Natilus is developing a family of pilotless aircraft it claims will increase cargo volume by 60% and cut carbon emissions in half, thereby making air shipments more affordable. The efficiency gains are possible because of carbon-fiber composite airframes and a blended-wing body — essentially a uniframe in which sections meld together — that creates more usable volume and better aerodynamics than a traditional airliner.

The absence of pilots also leaves more room for cargo.

The Kona is a short-haul feeder aircraft with a maximum payload of 4.7 tons and 900-mile range designed to carry the equivalent of seven LD3-45 small shipping containers. It is powered by two rear propeller engines. Other variants are a medium-haul jet with a 73-ton capacity, similar to a Boeing 767, and a long-range unmanned vehicle with a 121-ton payload.

The triangular blended wing-body configuration is a departure from tube-and-wing aircraft, which are loaded in a linear fashion. By rotating the cargo to 45 degrees, the diamond configuration maximizes space in the aircraft for more loading positions, a highly desirable quality in an e-commerce era when light boxes fill up planes before the takeoff weight limit is reached. Natilus aircraft will be smaller in size than their legacy counterparts, with more volume, according to the company.

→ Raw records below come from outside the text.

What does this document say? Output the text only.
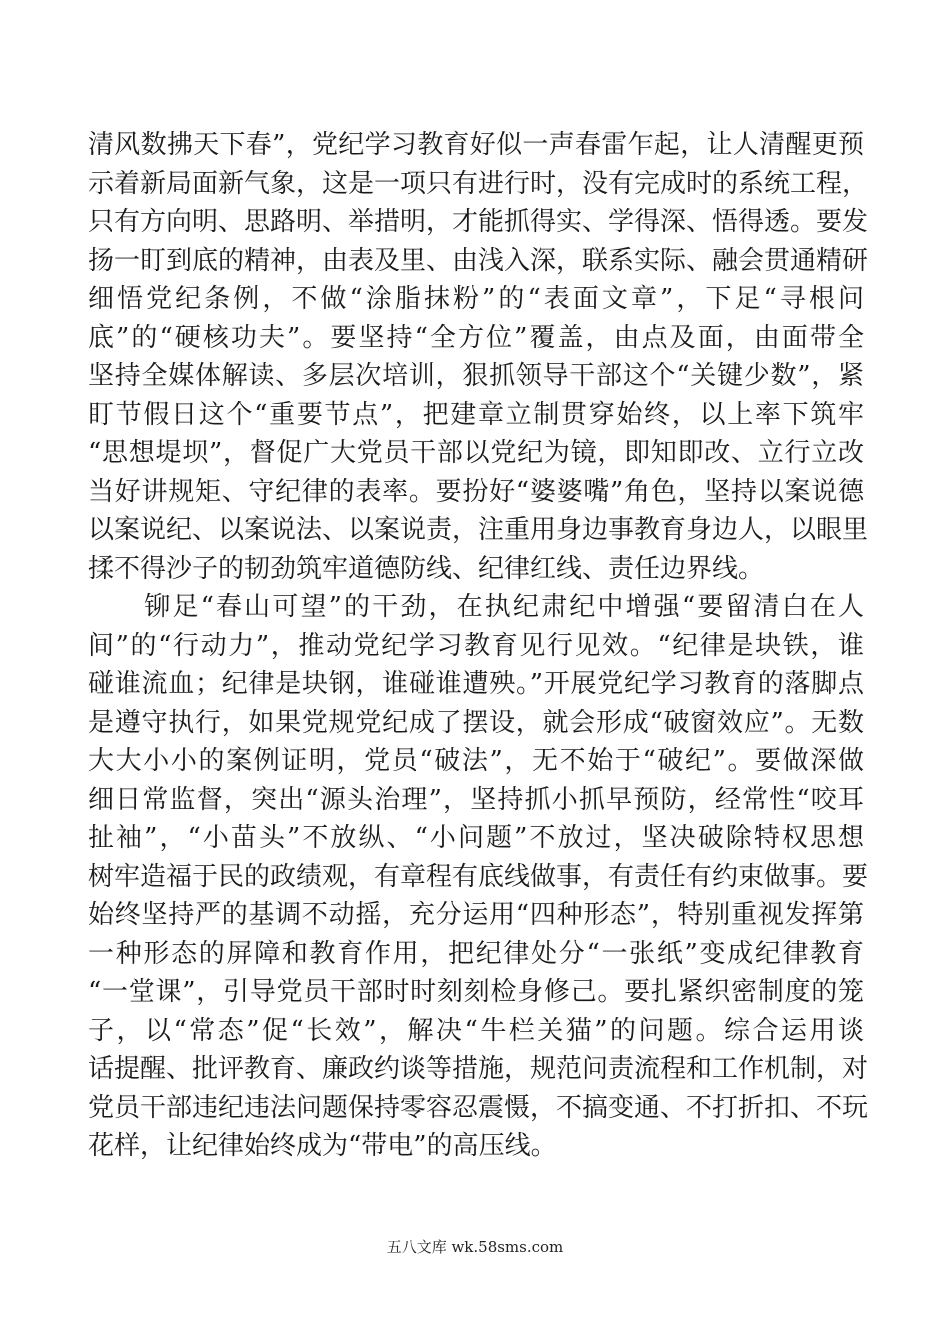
清风数拂天下春”，党纪学习教育好似一声春雷乍起，让人清醒更预
示着新局面新气象，这是一项只有进行时，没有完成时的系统工程，
只有方向明、思路明、举措明，才能抓得实、学得深、悟得透。要发
扬一盯到底的精神，由表及里、由浅入深，联系实际、融会贯通精研
细悟党纪条例，不做“涂脂抹粉”的“表面文章”，下足“寻根问
底”的“硬核功夫”。要坚持“全方位”覆盖，由点及面，由面带全
坚持全媒体解读、多层次培训，狠抓领导干部这个“关键少数”，紧
盯节假日这个“重要节点”，把建章立制贯穿始终，以上率下筑牢
“思想堤坝”，督促广大党员干部以党纪为镜，即知即改、立行立改
当好讲规矩、守纪律的表率。要扮好“婆婆嘴”角色，坚持以案说德
以案说纪、以案说法、以案说责，注重用身边事教育身边人，以眼里
揉不得沙子的韧劲筑牢道德防线、纪律红线、责任边界线。
　　铆足“春山可望”的干劲，在执纪肃纪中增强“要留清白在人
间”的“行动力”，推动党纪学习教育见行见效。“纪律是块铁，谁
碰谁流血；纪律是块钢，谁碰谁遭殃。”开展党纪学习教育的落脚点
是遵守执行，如果党规党纪成了摆设，就会形成“破窗效应”。无数
大大小小的案例证明，党员“破法”，无不始于“破纪”。要做深做
细日常监督，突出“源头治理”，坚持抓小抓早预防，经常性“咬耳
扯袖”，“小苗头”不放纵、“小问题”不放过，坚决破除特权思想
树牢造福于民的政绩观，有章程有底线做事，有责任有约束做事。要
始终坚持严的基调不动摇，充分运用“四种形态”，特别重视发挥第
一种形态的屏障和教育作用，把纪律处分“一张纸”变成纪律教育
“一堂课”，引导党员干部时时刻刻检身修己。要扎紧织密制度的笼
子，以“常态”促“长效”，解决“牛栏关猫”的问题。综合运用谈
话提醒、批评教育、廉政约谈等措施，规范问责流程和工作机制，对
党员干部违纪违法问题保持零容忍震慑，不搞变通、不打折扣、不玩
花样，让纪律始终成为“带电”的高压线。
五八文库 wk.58sms.com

Traditional fuselage cross sections are optimized for passengers, with a circular design to aid cabin pressurization. But cargo naturally moves best in rectangular boxes or pallets. Fitting rectangular pallets in a circular fuselage section leaves plenty of empty space. A blended-wing body configuration allows for a single rectangular cross section and full utilization of the available volume.

Collins Aerospace will provide the cargo loading system.

Co-founder and CEO Aleksey Matyushev has described the blended-wing Natilus concept as an attempt to combine the timeliness of airfreight with significant cost reductions that bring shipping to the point of being a commodity — as it is in ocean freight.